Coupures “malsonnantes”, décence et conséquences

Avez-vous déjà enten­du par­ler du CONCUVIT1 (ou CONCUBITE2) ? Il s’agit d’une règle connue des pro­fes­sion­nels de l’imprimerie et de l’édition, en par­ti­cu­lier des cor­rec­teurs, qui doivent veiller à son appli­ca­tion. Règle de bien­séance plu­tôt que de typo­gra­phie, si bien que les auteurs des codes typo­gra­phiques ne la men­tionnent pas tous et que, par­mi eux, seuls Lacroux et Gué­ry osent don­ner son nom familier. 

Cette règle recom­mande d’éviter les cou­pures (appe­lées aus­si divi­sions) de mots en fin ou, plus rare­ment, en début de ligne géné­ra­le­ment qua­li­fiées de « mal­son­nantes » dans les codes typo.

Ain­si, Coli­gnon écrit (à l’en­trée « Cou­pures en fin de ligne ») :

« On évite, même si les mœurs ont évo­lué, les cou­pures “mal­hon­nêtes”, cho­quantes, mal­son­nantes, qui peuvent entraî­ner des signi­fi­ca­tions péjo­ra­tives… :

« … alors qu’arrivait le grand cul/
tiva­teur

« Ce met­teur en scène pro­pose ici une pièce très cul/
turelle

« Le chef de l’État voit en chaque Fran­çais un con/
tri­buable à pres­ser comme un citron
. »

De même, le Ramat-Mul­ler signale : 

« J’ai mal occu/
pé ma jeu­nesse
 »

Et Gué­ry déconseille :

« Le géné­ral s’était fait pré­sen­ter les cons/
crits qui arri­vaient à la caserne.
 
« Il était angois­sé à l’idée d’une mort su/
bite qui lui appa­rais­sait…
 »

Lais­ser une telle cou­pure était encore plus ris­qué à l’époque de la com­po­si­tion au plomb, où la seconde ligne pou­vait dis­pa­raître pour une rai­son quelconque. 

Un procès et un licenciement

Mau­rice Rajs­fus, que j’ai déjà cité (voir Deux belles blagues faites au cor­rec­teur par le typo­graphe), raconte (p. 74-75) : 

« Une fois, dans un potin mon­dain, il était ques­tion d’une célèbre dan­seuse étoile qui devait par­ti­ci­per à une fête de cha­ri­té en aban­don­nant son cachet.
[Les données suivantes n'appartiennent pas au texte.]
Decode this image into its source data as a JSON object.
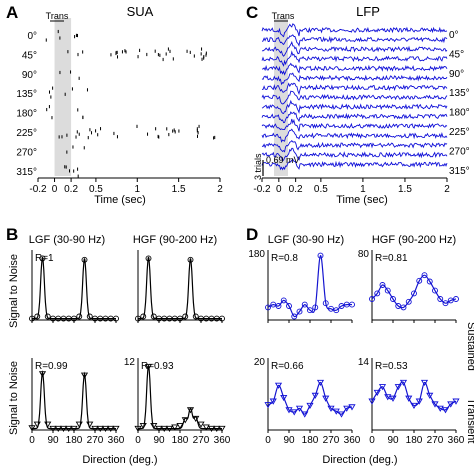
{
  "figure": {
    "panel_letters": [
      "A",
      "C",
      "B",
      "D"
    ],
    "direction_labels": [
      "0°",
      "45°",
      "90°",
      "135°",
      "180°",
      "225°",
      "270°",
      "315°"
    ],
    "trans_label": "Trans",
    "colors": {
      "spike": "#000000",
      "lfp": "#1010d8",
      "transient_shade": "#dcdcdc",
      "fit_line": "#000000",
      "fit_line_d": "#1515d0"
    }
  },
  "chart_data": [
    {
      "id": "A",
      "type": "scatter",
      "title": "SUA",
      "xlabel": "Time (sec)",
      "xlim": [
        -0.2,
        2
      ],
      "xticks": [
        "-0.2",
        "0",
        "0.2",
        "0.5",
        "1",
        "1.5",
        "2"
      ],
      "transient_window": [
        0,
        0.2
      ],
      "rows": [
        "0°",
        "45°",
        "90°",
        "135°",
        "180°",
        "225°",
        "270°",
        "315°"
      ]
    },
    {
      "id": "C",
      "type": "line",
      "title": "LFP",
      "xlabel": "Time (sec)",
      "xlim": [
        -0.2,
        2
      ],
      "xticks": [
        "-0.2",
        "0",
        "0.2",
        "0.5",
        "1",
        "1.5",
        "2"
      ],
      "transient_window": [
        0,
        0.2
      ],
      "scale_bar_time": "3 trials",
      "scale_bar_voltage": "0.69 mV",
      "rows": [
        "0°",
        "45°",
        "90°",
        "135°",
        "180°",
        "225°",
        "270°",
        "315°"
      ]
    },
    {
      "id": "B",
      "type": "line",
      "ylabel_top": "Signal to Noise",
      "ylabel_bottom": "Signal to Noise",
      "xlabel": "Direction (deg.)",
      "xticks": [
        "0",
        "90",
        "180",
        "270",
        "360"
      ],
      "subplots": [
        {
          "title": "LGF (30-90 Hz)",
          "r": "R=1",
          "marker": "circle",
          "x": [
            0,
            22.5,
            45,
            67.5,
            90,
            112.5,
            135,
            157.5,
            180,
            202.5,
            225,
            247.5,
            270,
            292.5,
            315,
            337.5,
            360
          ],
          "y": [
            0.02,
            0.05,
            0.88,
            0.05,
            0.02,
            0.02,
            0.02,
            0.02,
            0.02,
            0.05,
            0.86,
            0.05,
            0.02,
            0.02,
            0.02,
            0.02,
            0.02
          ]
        },
        {
          "title": "HGF (90-200 Hz)",
          "r": "",
          "marker": "circle",
          "x": [
            0,
            22.5,
            45,
            67.5,
            90,
            112.5,
            135,
            157.5,
            180,
            202.5,
            225,
            247.5,
            270,
            292.5,
            315,
            337.5,
            360
          ],
          "y": [
            0.02,
            0.05,
            0.88,
            0.05,
            0.02,
            0.02,
            0.02,
            0.02,
            0.02,
            0.05,
            0.86,
            0.05,
            0.02,
            0.02,
            0.02,
            0.02,
            0.02
          ]
        },
        {
          "title": "",
          "r": "R=0.99",
          "marker": "triangle",
          "x": [
            0,
            22.5,
            45,
            67.5,
            90,
            112.5,
            135,
            157.5,
            180,
            202.5,
            225,
            247.5,
            270,
            292.5,
            315,
            337.5,
            360
          ],
          "y": [
            0.03,
            0.08,
            0.78,
            0.08,
            0.02,
            0.02,
            0.02,
            0.02,
            0.02,
            0.08,
            0.76,
            0.08,
            0.02,
            0.02,
            0.02,
            0.02,
            0.02
          ]
        },
        {
          "title": "",
          "r": "R=0.93",
          "ytop": "12",
          "marker": "triangle",
          "x": [
            0,
            22.5,
            45,
            67.5,
            90,
            112.5,
            135,
            157.5,
            180,
            202.5,
            225,
            247.5,
            270,
            292.5,
            315,
            337.5,
            360
          ],
          "y": [
            0.02,
            0.06,
            0.88,
            0.06,
            0.02,
            0.02,
            0.02,
            0.04,
            0.06,
            0.14,
            0.28,
            0.16,
            0.08,
            0.04,
            0.02,
            0.02,
            0.02
          ]
        }
      ]
    },
    {
      "id": "D",
      "type": "scatter",
      "ylabel_top": "Sustained",
      "ylabel_bottom": "Transient",
      "xlabel": "Direction (deg.)",
      "xticks": [
        "0",
        "90",
        "180",
        "270",
        "360"
      ],
      "subplots": [
        {
          "title": "LGF (30-90 Hz)",
          "r": "R=0.8",
          "ytop": "180",
          "marker": "circle",
          "x": [
            0,
            22.5,
            45,
            67.5,
            90,
            112.5,
            135,
            157.5,
            180,
            202.5,
            225,
            247.5,
            270,
            292.5,
            315,
            337.5,
            360
          ],
          "y": [
            0.18,
            0.22,
            0.2,
            0.28,
            0.2,
            0.05,
            0.12,
            0.22,
            0.14,
            0.18,
            0.92,
            0.24,
            0.16,
            0.14,
            0.2,
            0.22,
            0.22
          ]
        },
        {
          "title": "HGF (90-200 Hz)",
          "r": "R=0.81",
          "ytop": "80",
          "marker": "circle",
          "x": [
            0,
            22.5,
            45,
            67.5,
            90,
            112.5,
            135,
            157.5,
            180,
            202.5,
            225,
            247.5,
            270,
            292.5,
            315,
            337.5,
            360
          ],
          "y": [
            0.3,
            0.38,
            0.5,
            0.42,
            0.3,
            0.2,
            0.18,
            0.26,
            0.38,
            0.56,
            0.64,
            0.55,
            0.42,
            0.3,
            0.24,
            0.28,
            0.3
          ]
        },
        {
          "title": "",
          "r": "R=0.66",
          "ytop": "20",
          "marker": "triangle",
          "x": [
            0,
            22.5,
            45,
            67.5,
            90,
            112.5,
            135,
            157.5,
            180,
            202.5,
            225,
            247.5,
            270,
            292.5,
            315,
            337.5,
            360
          ],
          "y": [
            0.35,
            0.4,
            0.62,
            0.45,
            0.28,
            0.25,
            0.3,
            0.22,
            0.34,
            0.48,
            0.66,
            0.44,
            0.3,
            0.26,
            0.22,
            0.3,
            0.32
          ]
        },
        {
          "title": "",
          "r": "R=0.53",
          "ytop": "14",
          "marker": "triangle",
          "x": [
            0,
            22.5,
            45,
            67.5,
            90,
            112.5,
            135,
            157.5,
            180,
            202.5,
            225,
            247.5,
            270,
            292.5,
            315,
            337.5,
            360
          ],
          "y": [
            0.4,
            0.52,
            0.6,
            0.46,
            0.44,
            0.6,
            0.66,
            0.44,
            0.34,
            0.4,
            0.66,
            0.48,
            0.36,
            0.3,
            0.28,
            0.36,
            0.4
          ]
        }
      ]
    }
  ]
}
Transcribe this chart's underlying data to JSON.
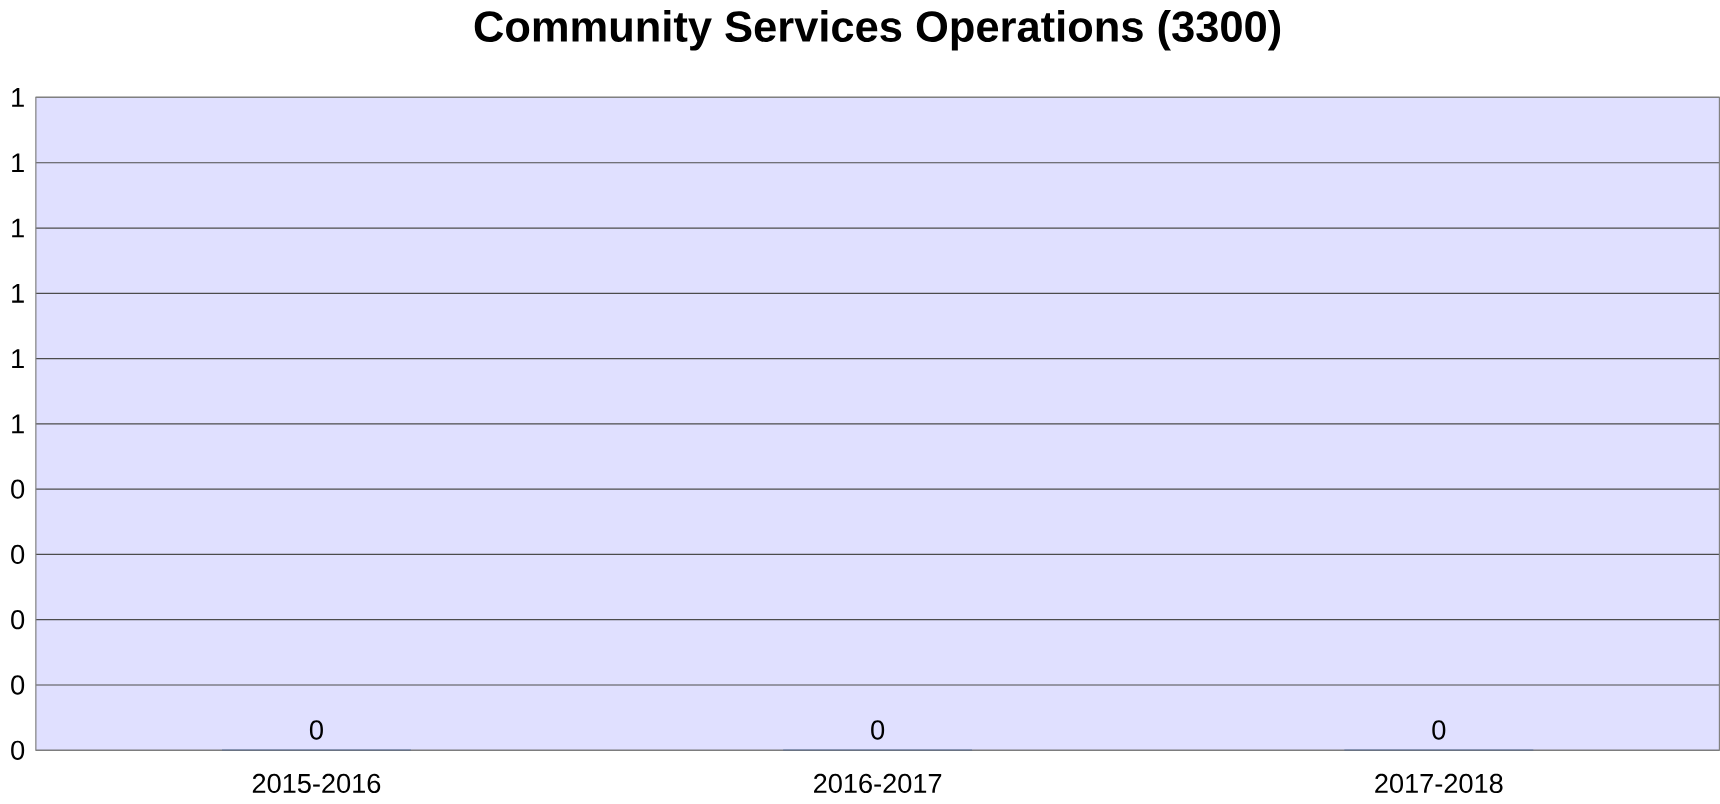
{
  "chart_data": {
    "type": "bar",
    "title": "Community Services Operations (3300)",
    "categories": [
      "2015-2016",
      "2016-2017",
      "2017-2018"
    ],
    "values": [
      0,
      0,
      0
    ],
    "color": "#1f4e99",
    "data_labels": true,
    "grid": "y",
    "ylim": [
      0,
      1
    ],
    "yticks": [
      {
        "value": 0,
        "label": "0"
      },
      {
        "value": 0.1,
        "label": "0"
      },
      {
        "value": 0.2,
        "label": "0"
      },
      {
        "value": 0.3,
        "label": "0"
      },
      {
        "value": 0.4,
        "label": "0"
      },
      {
        "value": 0.5,
        "label": "1"
      },
      {
        "value": 0.6,
        "label": "1"
      },
      {
        "value": 0.7,
        "label": "1"
      },
      {
        "value": 0.8,
        "label": "1"
      },
      {
        "value": 0.9,
        "label": "1"
      },
      {
        "value": 1,
        "label": "1"
      }
    ]
  }
}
Cette infor­ma­tion brève, banale à la limite, était ain­si conçue :

« … Made­moi­selle X. prê­te­ra son gra­cieux con
cour
s.

« Durant le mon­tage, la seconde ligne dis­pa­rut. Ce bour­don se ter­mi­na par un pro­cès bien pari­sien, et le licen­cie­ment du jour­na­liste res­pon­sable de la rubrique. »

Qu’on soit ou non « bégueule », comme le dit Lacroux, il vaut mieux évi­ter ces cou­pures, ne serait-ce que pour se pré­ser­ver de telles conséquences. 

Pour les réfé­rences des auteurs cités, voir Qui crée les codes typographiques ?


  1. Ceux qui igno­re­raient le mot vit peuvent consul­ter le Larousse.
  2. Ou encore CONCUVI. Voir la Vitrine lin­guis­tique.